The Grand Republic Fife and Drum Corps portrays musicians from the 1890s, an era when many places, especially in New England, had a town band that played for parades and other special events.
Compared with the tunes of earlier decades, the Grand Republic’s music seems up-tempo and lighter. Mitchell says people often describe his group as the band that plays “happy music.” The ensemble’s repertoire includes nods to Mark Twain. They have a whole medley of tunes about frogs, among them the folk song “Froggy Went A-Courtin.'”
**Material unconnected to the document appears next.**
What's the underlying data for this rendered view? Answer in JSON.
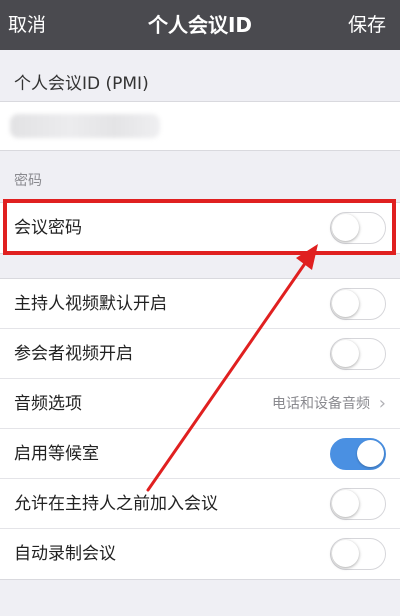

Mitchell acknowledges that fife and drum corps, whatever era they’re being used to depict, are a peculiar mode of folk art. But it is art, he says, that is so embedded in the American character, that someone must pass it on to succeeding generations. “The folks in my group are involved in the preservation of this music and this community. They have a commitment to historical accuracy and to education. Those are goals shared by Colonial Williamsburg.
“All of us in this community talk about how to keep this art form together, how to keep it going. And many of us agree — the best way is to play the music.”
GUEST BLOGGER: BEN SWENSON
Ben Swenson lives in Williamsburg, Virginia with his wife and two sons. His writing career has led him to all sorts of odd corners of the world: he has jumped out of a perfectly good airplane, wrestled crab pots on a Chesapeake Bay work boat and taken a helicopter ride through a twisting river gorge. Odds are good you will find him outside with them somewhere when he is not chasing or telling stories.